How can I merge them into a single expression, so the output from the first is used as the input for the second? I am new to these and so far its just been exceptions.

Thanks

2
  • can you add a concrete example that shows what you mean? is this as in x => x.Name and s => s.Length to get x => x.Name.Length ? Commented Mar 26, 2013 at 11:41
  • Yeah sorry that's what I meant, for future reference when people come to see this. Commented Mar 26, 2013 at 12:09

1 Answer 1

1

This depends a lot on which providers need to use it. Some will be fine with:

public static Expression<Func<TSource, TReturn>>
     Merge<TSource, TSource2, TReturn>(
  Expression<Func<TSource, TSource2>> foo1,
  Expression<Func<TSource2, TReturn>> foo2)
{
    return Expression.Lambda<Func<TSource, TReturn>>(
      Expression.Invoke(foo2, foo1.Body),
      foo1.Parameters);
}

However, others (EF) will not.
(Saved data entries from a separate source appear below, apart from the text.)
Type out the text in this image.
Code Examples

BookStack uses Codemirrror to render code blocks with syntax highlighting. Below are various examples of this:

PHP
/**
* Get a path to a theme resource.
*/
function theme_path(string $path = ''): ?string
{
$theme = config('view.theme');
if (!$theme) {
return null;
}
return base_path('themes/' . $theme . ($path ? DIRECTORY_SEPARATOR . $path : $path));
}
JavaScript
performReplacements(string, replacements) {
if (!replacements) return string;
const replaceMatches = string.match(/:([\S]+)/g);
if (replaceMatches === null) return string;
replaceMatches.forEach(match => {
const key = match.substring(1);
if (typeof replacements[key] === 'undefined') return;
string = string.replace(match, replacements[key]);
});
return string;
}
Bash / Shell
You can also re-write the expression-tree with a visitor to inline the expression:

public static Expression<Func<TSource, TReturn>>
      Merge<TSource, TSource2, TReturn>(
  Expression<Func<TSource, TSource2>> foo1,
  Expression<Func<TSource2, TReturn>> foo2)
{
    var swapped = new SwapVisitor(
        foo2.Parameters.Single(), foo1.Body).Visit(foo2.Body);
    return Expression.Lambda<Func<TSource, TReturn>>(
        swapped, foo1.Parameters);
}

class SwapVisitor : ExpressionVisitor
{
    private readonly Expression from, to;
    public SwapVisitor(Expression from, Expression to)
    {
        this.from = from;
        this.to = to;
    }
    public override Expression Visit(Expression node)
    {
        return node == from ? to : base.Visit(node);
    }
}

this will work with all providers.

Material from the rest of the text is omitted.